Amplification of the small fragment of the 12S mitochondrial rDNA gene was performed on total DNA isolated from peripheral blood mononuclear cells of a Chinese rhesus macaque (M. mulatta). Because peripheral blood mononuclear cells are mainly resting cells, the ratio of numts to normal mtDNA sequences is relatively high. Hence the protocol is biased in favor of detecting numts. A total of 139 clones was sequenced and aligned to the most abundant sequence (37 clones), which by comparison to extant sequences corresponded to a known rhesus macaque mitochondrial haplotype. The remaining 102 sequences (73%) differed by 1–29 mutations compared with the animal's mtDNA sequence. Because the PCR error was low in this study (<1 mutation in 37 clones sequenced as exemplified by the normal macaque haplotype sequences) it is presumed that these sequences corresponded to bona fide numts. Formally even a normal mtDNA sequence could represent a recent mitochondrial immigrant to the nucleus (i.e., numt), for the integration sites were not sequenced. Hence the 73% value probably constitutes a lower limit.
Among the collection of 102 numts, 78 were unique (76%), and the remainder was found in 2–4 copies. The frequency distribution of numts as a function of sequence divergence is given in Fig. 1A. There was a broad distribution centered around 14 substitutions per numt. However, without knowing the dynamics of gain and loss of numts it is not possible to comment on the fact that the distribution was not smooth. To appreciate better the distribution, the corresponding fragment of the human 12S sequence was used to screen the human genome (http://www.ncbi.nlm.nih.gov/genome/seq/) for numts. A total of 36 numts were identified, resulting in 22 distinct sequences (Fig. 1B). This number agrees well with a generalized computer search for numts in the human genome (6). Albeit fewer in number than for the macaque genome, the distribution was comparable; the collection was centered around 13–14 differences per clone with a maximum of 23. It is possible that the collection of human numts is incomplete. The human genome sequence is ≈93% complete, covers mainly gene-rich DNA, and generally lacks the highly repeated centromeric regions. For the Arabidopsis plant genome, many numts were located in the gene-poor centromeric regions. If a similar distribution pertained to the human genome, it might explain the smaller number of numts found.
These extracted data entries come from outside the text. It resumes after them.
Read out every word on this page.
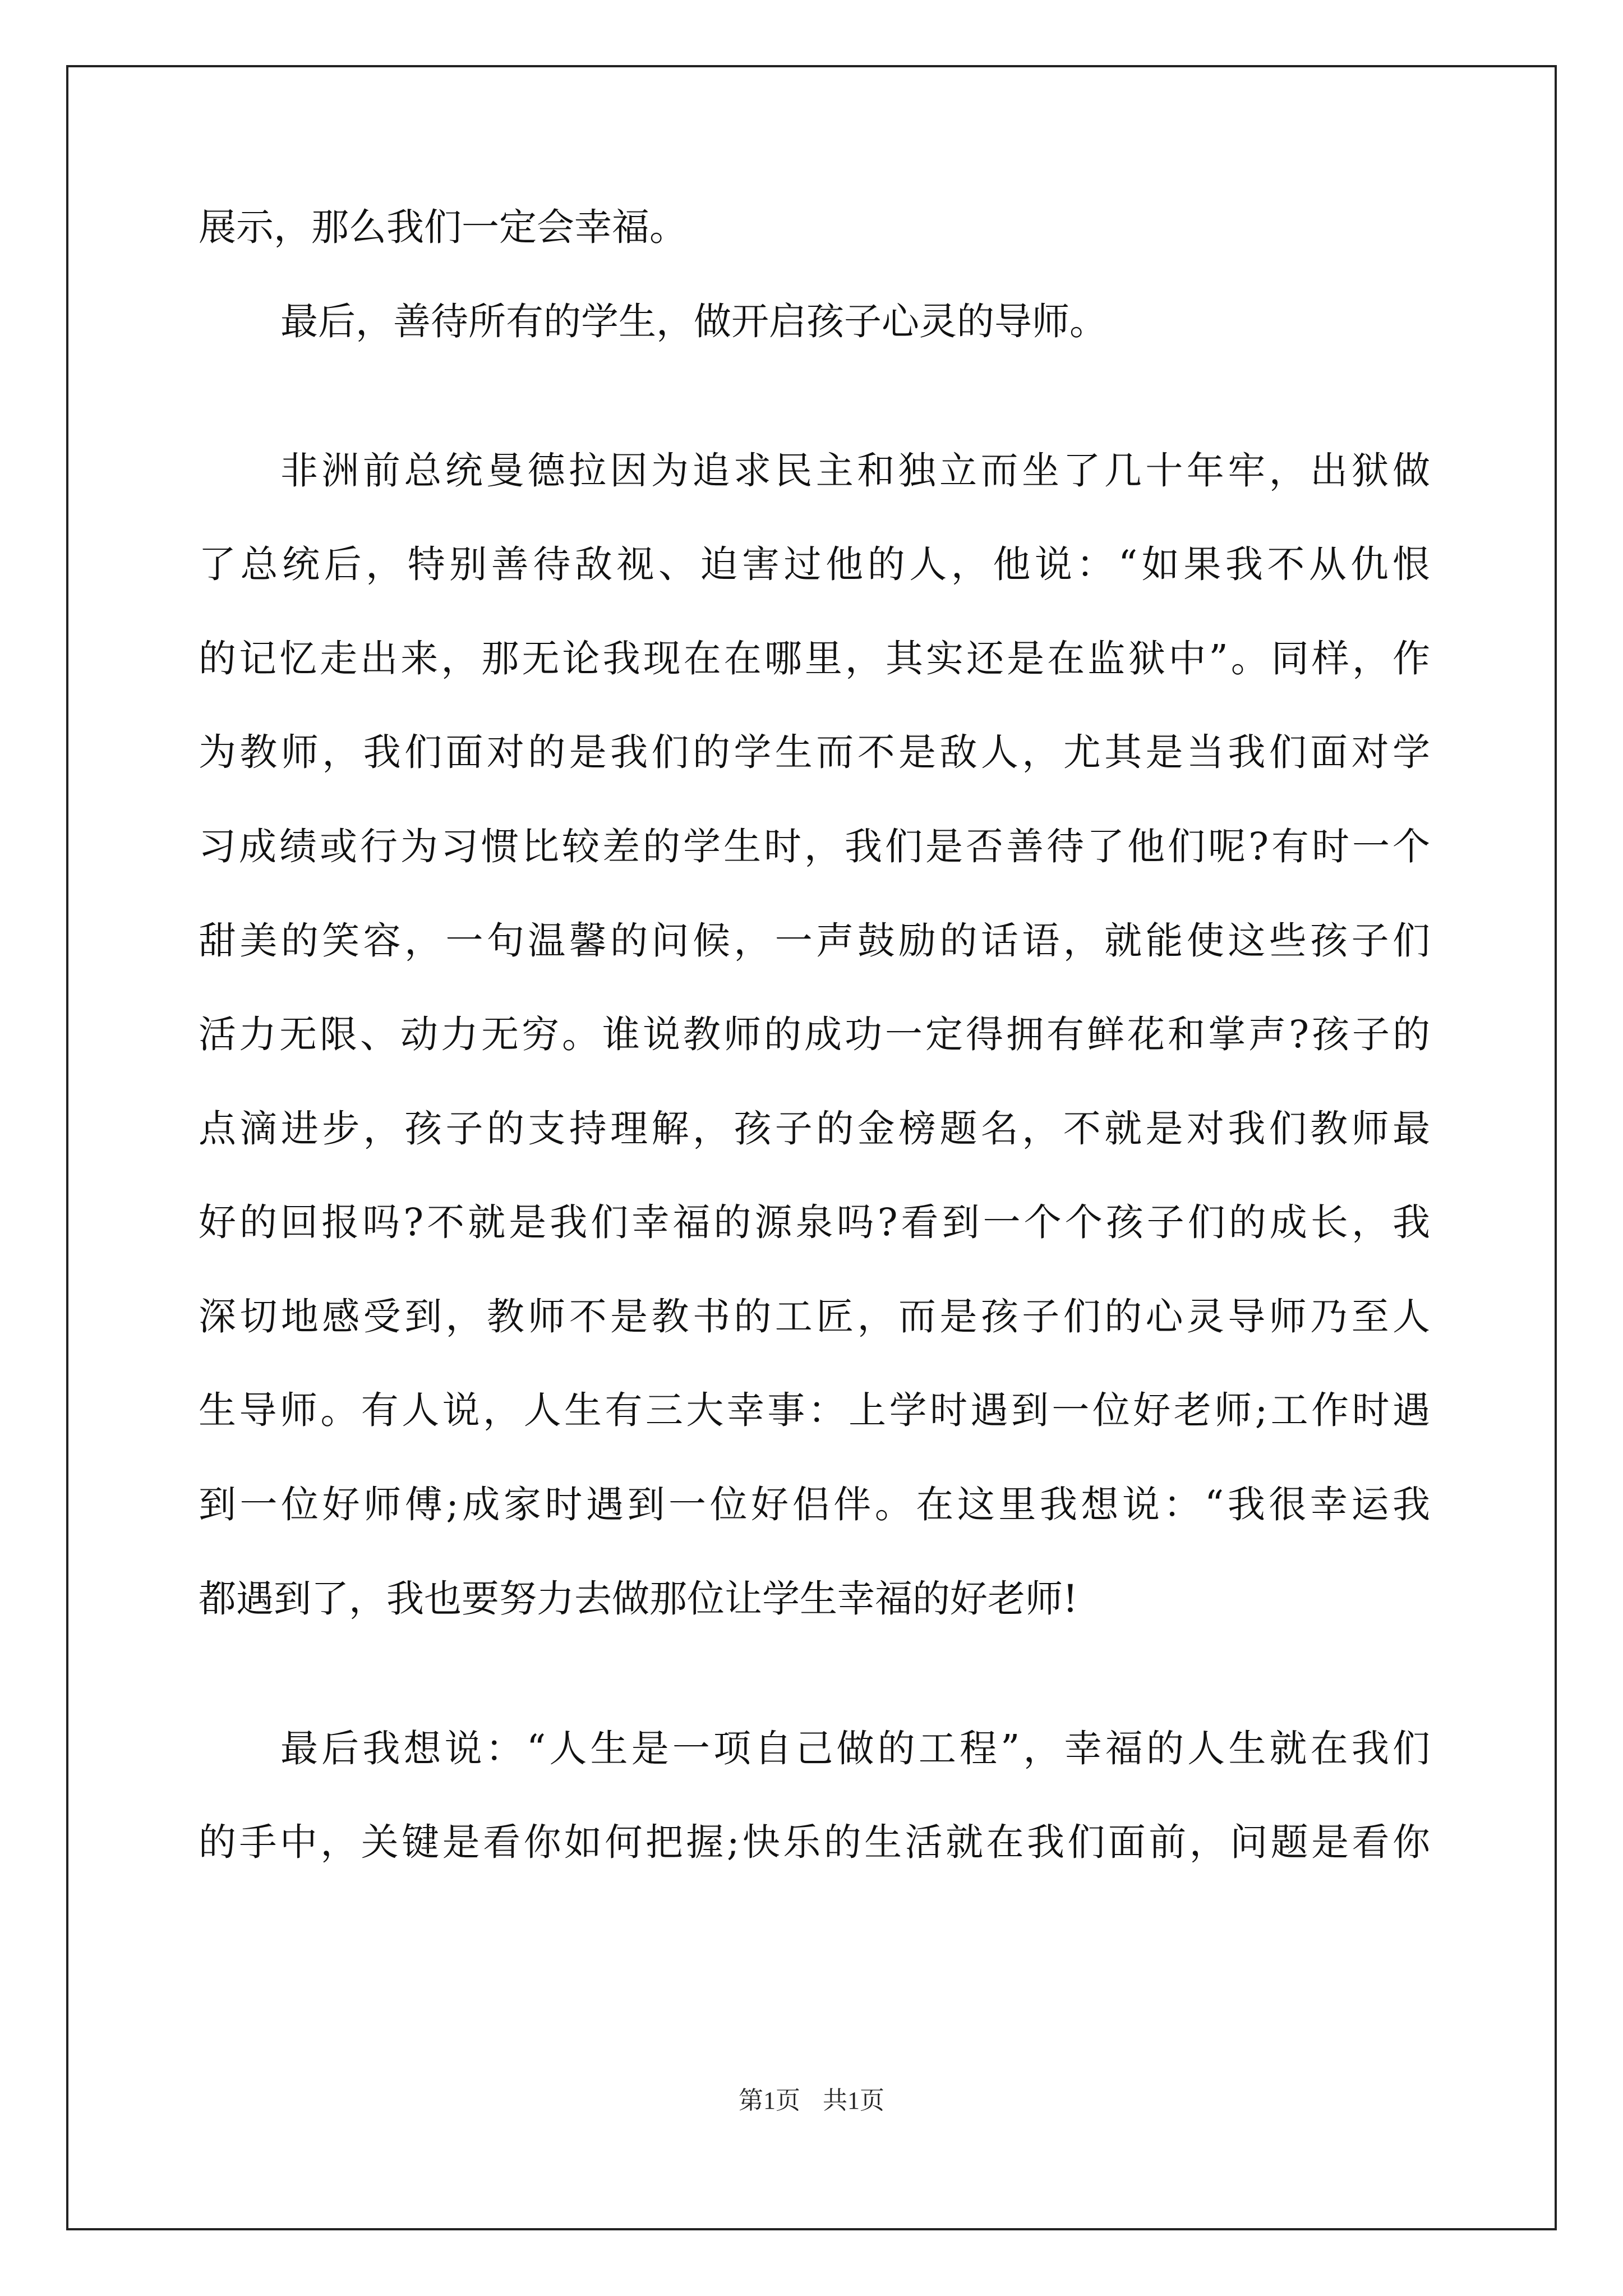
展示，那么我们一定会幸福。
最后，善待所有的学生，做开启孩子心灵的导师。
非洲前总统曼德拉因为追求民主和独立而坐了几十年牢，出狱做
了总统后，特别善待敌视、迫害过他的人，他说：“如果我不从仇恨
的记忆走出来，那无论我现在在哪里，其实还是在监狱中”。同样，作
为教师，我们面对的是我们的学生而不是敌人，尤其是当我们面对学
习成绩或行为习惯比较差的学生时，我们是否善待了他们呢?有时一个
甜美的笑容，一句温馨的问候，一声鼓励的话语，就能使这些孩子们
活力无限、动力无穷。谁说教师的成功一定得拥有鲜花和掌声?孩子的
点滴进步，孩子的支持理解，孩子的金榜题名，不就是对我们教师最
好的回报吗?不就是我们幸福的源泉吗?看到一个个孩子们的成长，我
深切地感受到，教师不是教书的工匠，而是孩子们的心灵导师乃至人
生导师。有人说，人生有三大幸事：上学时遇到一位好老师;工作时遇
到一位好师傅;成家时遇到一位好侣伴。在这里我想说：“我很幸运我
都遇到了，我也要努力去做那位让学生幸福的好老师!
最后我想说：“人生是一项自己做的工程”，幸福的人生就在我们
的手中，关键是看你如何把握;快乐的生活就在我们面前，问题是看你
第1页 共1页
A neighbor-joining tree of the library of numts is shown in Fig. 2 along with reference mtDNA haplotypes and putative numts from the OPV samples (see below). Three points can be made about the library of macaque numts. First, some numts are interspersed within extant macaque mtDNA haplotypes, indicating that numt formation is an ongoing process as has been noted previously (3). Second, no macaque numts clustered with mitochondrial haplotypes of the Cercocebus, Cercopithecus, Mandrillus, Colobus, Papio, or Homo/Pan lineages, which is consistent with the enormity of sequence space and the fact that mtDNA is fixing mutations faster than numts (7). A pseudogene not under selection cannot follow the trajectory of a more rapidly evolving gene under selection. Third, most of the highly divergent numts fell into two or more distinct lineages with very long branch lengths unaccompanied by any known haplotype. The clustering of some sequences at the tips may be understood via DNA duplication followed by mutation, a feature that has been described already.
Identification of numts from OPV Samples.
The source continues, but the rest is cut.